General Sharif will be the first military chief visiting the Pentagon since his predecessor General Ashfaq Parvez Kayani accompanied foreign minister Shah Mehmood Qureshi as part of the delegation for the strategic dialogue with their American counterparts in February 2010.

At that time termed by the US media as ‘Pakistan’s most powerful man’, there was little doubt that the leading player in the Pakistani delegation was the army chief and not the foreign minister. Qureshi, now PTI’s leading light, was perfectly happy at the time with getting an opportunity to play second fiddle to Kayani.

Obviously, the hardliner Modi government in Delhi raising the ante on the LOC (line of control) and working boundary will be on the top of the agenda of the COAS while engaging his hosts in Washington

The military chief, while briefly meeting the US President Barak Obama, handed him a fourteen page ‘non-paper’ about the Pakistani military’s strategic concept about the region. General Kayani later shared the paper with a select group from Pakistani media specially invited to the GHQ.

General Kayani used to famously say to the Americans: you have the watches and they (Taliban) have the time. Reluctant to launch a putsch against militants holed up on our western borders, Kayani would retort, “We cannot wish away our neighbours. Once you leave we still have to deal with them”.
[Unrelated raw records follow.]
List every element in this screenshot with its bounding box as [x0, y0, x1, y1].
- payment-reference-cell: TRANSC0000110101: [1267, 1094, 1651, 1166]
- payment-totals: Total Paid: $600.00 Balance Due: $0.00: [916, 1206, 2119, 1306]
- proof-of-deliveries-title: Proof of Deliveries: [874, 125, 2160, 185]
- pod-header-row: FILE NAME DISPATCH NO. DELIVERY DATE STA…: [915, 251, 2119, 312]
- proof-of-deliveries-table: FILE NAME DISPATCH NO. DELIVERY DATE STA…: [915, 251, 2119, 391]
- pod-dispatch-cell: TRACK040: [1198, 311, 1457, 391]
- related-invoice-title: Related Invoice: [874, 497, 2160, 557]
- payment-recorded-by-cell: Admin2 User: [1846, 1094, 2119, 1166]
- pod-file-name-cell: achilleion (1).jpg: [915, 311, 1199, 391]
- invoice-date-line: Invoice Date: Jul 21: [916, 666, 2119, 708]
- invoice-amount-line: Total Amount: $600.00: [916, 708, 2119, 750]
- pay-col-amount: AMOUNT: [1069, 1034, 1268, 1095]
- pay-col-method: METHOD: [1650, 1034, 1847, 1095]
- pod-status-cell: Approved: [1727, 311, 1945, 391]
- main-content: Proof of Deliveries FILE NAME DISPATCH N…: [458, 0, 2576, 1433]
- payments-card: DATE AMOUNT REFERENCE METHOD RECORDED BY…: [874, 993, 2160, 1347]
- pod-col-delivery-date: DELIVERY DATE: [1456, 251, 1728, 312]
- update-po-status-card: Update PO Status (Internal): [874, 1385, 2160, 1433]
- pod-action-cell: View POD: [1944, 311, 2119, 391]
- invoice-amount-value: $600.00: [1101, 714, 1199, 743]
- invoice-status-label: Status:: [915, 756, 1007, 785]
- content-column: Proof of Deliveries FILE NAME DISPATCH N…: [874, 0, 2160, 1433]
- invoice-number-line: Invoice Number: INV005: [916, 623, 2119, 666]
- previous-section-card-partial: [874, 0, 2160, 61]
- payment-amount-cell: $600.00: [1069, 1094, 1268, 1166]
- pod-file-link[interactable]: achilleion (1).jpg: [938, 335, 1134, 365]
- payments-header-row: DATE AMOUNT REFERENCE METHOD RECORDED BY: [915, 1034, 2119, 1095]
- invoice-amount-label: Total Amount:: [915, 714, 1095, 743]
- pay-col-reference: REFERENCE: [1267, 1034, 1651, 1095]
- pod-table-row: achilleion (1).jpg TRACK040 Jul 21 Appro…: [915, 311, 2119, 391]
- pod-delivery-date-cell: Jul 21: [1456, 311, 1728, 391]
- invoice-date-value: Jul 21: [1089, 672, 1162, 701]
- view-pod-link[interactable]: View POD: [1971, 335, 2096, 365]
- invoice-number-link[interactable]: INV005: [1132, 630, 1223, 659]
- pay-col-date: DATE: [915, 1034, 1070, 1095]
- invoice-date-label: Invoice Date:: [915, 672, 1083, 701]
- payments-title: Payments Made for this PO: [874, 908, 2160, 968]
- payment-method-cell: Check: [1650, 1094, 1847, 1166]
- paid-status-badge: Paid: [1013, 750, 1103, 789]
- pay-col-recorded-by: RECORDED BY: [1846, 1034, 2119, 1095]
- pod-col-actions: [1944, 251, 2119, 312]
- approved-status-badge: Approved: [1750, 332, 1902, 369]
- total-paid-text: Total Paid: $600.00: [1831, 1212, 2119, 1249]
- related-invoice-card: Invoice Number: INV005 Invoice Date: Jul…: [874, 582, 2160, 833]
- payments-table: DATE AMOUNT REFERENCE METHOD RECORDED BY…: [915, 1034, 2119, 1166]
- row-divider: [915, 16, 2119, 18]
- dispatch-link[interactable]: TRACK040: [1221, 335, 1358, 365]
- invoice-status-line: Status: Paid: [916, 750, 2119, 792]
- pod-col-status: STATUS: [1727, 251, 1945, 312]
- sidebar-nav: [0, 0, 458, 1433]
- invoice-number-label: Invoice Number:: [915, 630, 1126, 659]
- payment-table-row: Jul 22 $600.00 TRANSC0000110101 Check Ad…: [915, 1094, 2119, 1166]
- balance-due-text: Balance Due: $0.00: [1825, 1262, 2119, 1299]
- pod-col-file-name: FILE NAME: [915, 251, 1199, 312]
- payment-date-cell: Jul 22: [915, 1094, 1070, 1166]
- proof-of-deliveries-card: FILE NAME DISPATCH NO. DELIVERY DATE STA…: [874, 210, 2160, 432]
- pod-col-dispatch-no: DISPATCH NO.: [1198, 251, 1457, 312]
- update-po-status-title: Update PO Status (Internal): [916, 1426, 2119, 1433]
The intellectual general would often brief the Pakistani media that it was not possible to launch a military operation against the Taliban in North Waziristan, as they would spread their activities all over the country. With the eastern border not secure, the army will be spread too thin to deal with the blowback, he contended

When General Sharif visits Washington his hosts will find a different man, one who has no pretensions of being an intellectual. He is a soldier plain and simple.

So far as the operation against the terrorist in the badlands, Zarb-e-Azb was launched some five months ago. Contrary to the perception being created in the US and Indian media, the military has targeted terrorists of all hues and colours without discrimination.

Surprisingly, those who were predicting a blowback have been proved wrong. On the contrary, there has been a marked decline in terrorist activities across most of the country since the launch of the operation. The TTP is fragmented and in disarray.

Despite this, the US is sceptical about Pakistani designs. It still thinks that the military is harbouring India and Afghan specific groups. In this context statements and movements of Jamaat-ud-Dawa’s Hafiz Saeed do not further Islamabad’s cause.

Obviously, the hardliner Modi government in Delhi raising the ante on the LOC (line of control) and working boundary will be on the top of the agenda of the COAS while engaging his hosts in Washington. Pakistan is facing the conundrum of securing its western borders from terrorism and its eastern from a jingoistic neighbour.

For the time being, at least, the military and the civilian government, if not entirely being on the same page, are at least talking to each other. Sharif’s paranoia that the military is out to get him has also somewhat subsided.

Nonetheless, if little or only half-hearted attempts are made to build on the military gains against terrorism, things can fast slip back into chaos. More than the military it is the civilian Sharif’s job to take charge instead of fighting ghost wars.